Vice presidente Moratti, Covid impone un aumento del controllo

Redazione ANSA MILANO
(ANSA) - MILANO, 17 MAG - La Giunta di Regione Lombardia ha approvato nella seduta odierna un progetto di valorizzazione delle filiere produttive della carne, del latte e delle uova, mediante la ricerca di residui di antibiotici, metalli e ormoni con nuove metodiche analitiche ad ampio spettro ed elevata sensibilità. "Gli eventi drammatici del Covid e della pandemia - dice la vicepresidente e assessore al Welfare di Regione Lombardia, Letizia Moratti - ci impongono di aumentare il controllo su quello che mangiamo. In quest'ottica, nelle linee d'indirizzo al Piano sanitario regionale ampio spazio è dato al tema del 'One Health', ovvero della massima condivisione e di una 'sola salute' di uomo, animali e ambiente. Il progetto approvato oggi va in questa direzione, proprio verso questi obiettivi". "La Lombardia - spiega Fabio Rolfi, assessore regionale all'Agricoltura - è la prima regione agricola d'Italia. Produciamo il 43% del latte italiano, abbiamo il 53% dei capi suini a livello nazionale, 16.600 allevamenti di bovini da carne e latte e oltre 1.000 allevamenti avicoli. Siamo terra di prodotti Dop conosciuti nel mondo. Si tratta di un sistema portante per la nostra economia e per la nostra storia e vogliamo tutelare con dati scientifici certi questo patrimonio".

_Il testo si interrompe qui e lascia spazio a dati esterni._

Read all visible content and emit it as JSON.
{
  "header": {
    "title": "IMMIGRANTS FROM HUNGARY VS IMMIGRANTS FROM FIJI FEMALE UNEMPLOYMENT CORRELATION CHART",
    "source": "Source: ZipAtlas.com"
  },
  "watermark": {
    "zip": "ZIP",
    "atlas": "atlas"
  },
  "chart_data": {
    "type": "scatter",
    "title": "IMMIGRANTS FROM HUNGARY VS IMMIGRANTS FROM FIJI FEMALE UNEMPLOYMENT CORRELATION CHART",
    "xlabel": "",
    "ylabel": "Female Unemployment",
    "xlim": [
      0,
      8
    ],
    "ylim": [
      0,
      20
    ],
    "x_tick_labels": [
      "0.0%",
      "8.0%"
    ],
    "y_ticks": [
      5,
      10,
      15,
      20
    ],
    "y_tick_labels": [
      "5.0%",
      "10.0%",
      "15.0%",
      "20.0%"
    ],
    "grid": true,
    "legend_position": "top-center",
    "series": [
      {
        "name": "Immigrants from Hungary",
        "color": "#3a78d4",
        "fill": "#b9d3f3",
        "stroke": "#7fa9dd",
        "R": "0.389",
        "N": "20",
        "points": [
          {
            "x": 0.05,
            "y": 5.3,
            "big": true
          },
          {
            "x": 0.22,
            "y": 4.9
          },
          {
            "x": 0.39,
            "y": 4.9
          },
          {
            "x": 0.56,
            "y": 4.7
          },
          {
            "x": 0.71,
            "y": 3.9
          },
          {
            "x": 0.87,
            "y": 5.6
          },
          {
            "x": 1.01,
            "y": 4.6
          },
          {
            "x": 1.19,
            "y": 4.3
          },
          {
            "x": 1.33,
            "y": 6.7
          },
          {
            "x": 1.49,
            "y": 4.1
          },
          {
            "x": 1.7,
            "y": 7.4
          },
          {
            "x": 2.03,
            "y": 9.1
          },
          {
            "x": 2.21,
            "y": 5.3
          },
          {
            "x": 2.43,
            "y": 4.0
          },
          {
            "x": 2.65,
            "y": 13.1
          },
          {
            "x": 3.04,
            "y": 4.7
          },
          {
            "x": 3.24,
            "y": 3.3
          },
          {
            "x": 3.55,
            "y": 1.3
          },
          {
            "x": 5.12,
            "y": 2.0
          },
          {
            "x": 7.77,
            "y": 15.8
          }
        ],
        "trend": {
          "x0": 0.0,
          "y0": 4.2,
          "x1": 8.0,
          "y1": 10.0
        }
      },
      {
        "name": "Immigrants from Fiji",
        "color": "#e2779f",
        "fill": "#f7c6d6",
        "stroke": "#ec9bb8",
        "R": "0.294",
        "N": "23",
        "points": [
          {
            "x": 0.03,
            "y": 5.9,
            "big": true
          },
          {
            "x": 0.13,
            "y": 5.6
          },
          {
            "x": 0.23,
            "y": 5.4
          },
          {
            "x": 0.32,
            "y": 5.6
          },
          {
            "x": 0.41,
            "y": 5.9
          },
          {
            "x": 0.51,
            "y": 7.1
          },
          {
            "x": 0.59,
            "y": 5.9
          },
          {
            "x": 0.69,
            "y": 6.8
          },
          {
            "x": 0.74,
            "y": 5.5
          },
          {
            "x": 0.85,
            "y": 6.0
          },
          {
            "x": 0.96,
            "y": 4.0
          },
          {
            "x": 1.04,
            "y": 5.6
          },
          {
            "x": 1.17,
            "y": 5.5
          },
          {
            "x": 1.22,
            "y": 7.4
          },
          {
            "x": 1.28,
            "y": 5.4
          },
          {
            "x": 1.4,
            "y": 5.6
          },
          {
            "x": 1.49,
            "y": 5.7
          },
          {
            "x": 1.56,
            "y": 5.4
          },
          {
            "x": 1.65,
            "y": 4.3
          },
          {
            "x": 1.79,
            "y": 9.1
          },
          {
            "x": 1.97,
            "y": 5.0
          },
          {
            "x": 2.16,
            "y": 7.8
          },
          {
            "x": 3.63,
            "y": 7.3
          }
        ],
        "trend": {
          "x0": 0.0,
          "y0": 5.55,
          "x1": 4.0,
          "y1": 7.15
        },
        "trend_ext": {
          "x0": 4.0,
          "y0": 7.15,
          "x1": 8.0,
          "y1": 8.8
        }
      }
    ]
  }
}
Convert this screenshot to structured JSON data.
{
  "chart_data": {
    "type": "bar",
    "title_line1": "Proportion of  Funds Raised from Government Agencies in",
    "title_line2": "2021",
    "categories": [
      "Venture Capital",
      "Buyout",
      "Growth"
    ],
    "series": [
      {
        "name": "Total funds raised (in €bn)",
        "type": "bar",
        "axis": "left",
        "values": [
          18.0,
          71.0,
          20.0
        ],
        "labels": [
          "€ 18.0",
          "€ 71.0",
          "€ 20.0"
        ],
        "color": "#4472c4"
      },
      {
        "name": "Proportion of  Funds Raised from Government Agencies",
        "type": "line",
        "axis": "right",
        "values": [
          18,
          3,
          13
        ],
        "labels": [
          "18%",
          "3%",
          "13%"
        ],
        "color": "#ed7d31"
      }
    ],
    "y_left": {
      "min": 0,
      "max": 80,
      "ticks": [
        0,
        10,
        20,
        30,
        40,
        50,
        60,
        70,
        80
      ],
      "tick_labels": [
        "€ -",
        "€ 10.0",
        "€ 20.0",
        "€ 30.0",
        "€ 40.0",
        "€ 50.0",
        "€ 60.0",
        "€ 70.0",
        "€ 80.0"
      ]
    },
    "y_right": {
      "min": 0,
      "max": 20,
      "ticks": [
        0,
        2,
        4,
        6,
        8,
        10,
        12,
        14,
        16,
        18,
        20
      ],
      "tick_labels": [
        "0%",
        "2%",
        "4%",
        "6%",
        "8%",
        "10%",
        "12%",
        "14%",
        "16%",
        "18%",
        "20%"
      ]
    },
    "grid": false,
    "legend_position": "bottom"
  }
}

Il programma è in grado di rilevare con un'unica analisi oltre 60 elementi chimici, anche se presenti a livelli oltre 100 volte inferiori ai limiti eventualmente previsti. La presenza di residui di farmaci veterinari in generale e di antibiotici in particolare è un tema quantomai attuale, all'attenzione dei consumatori. Il fenomeno viene spesso correlato alle condizioni in cui sono mantenuti gli animali negli allevamenti intensivi e alla necessità di effettuare trattamenti farmacologici per controllare patologie connesse a non ottimali condizioni di allevamento. Il rispetto dei limiti massimi di residuo fissati dalle norme comunitarie è un prerequisito sanitario garantito dai controlli. Ciononostante, negli ultimi anni si è assistito a un progressivo aumento sul mercato di prodotti che recano in etichetta la dichiarazione 'antibiotic free', che da un lato rappresenta un valore aggiunto per il consumatore, ma che al contempo richiede la possibilità di verifica su quanto dichiarato. (ANSA).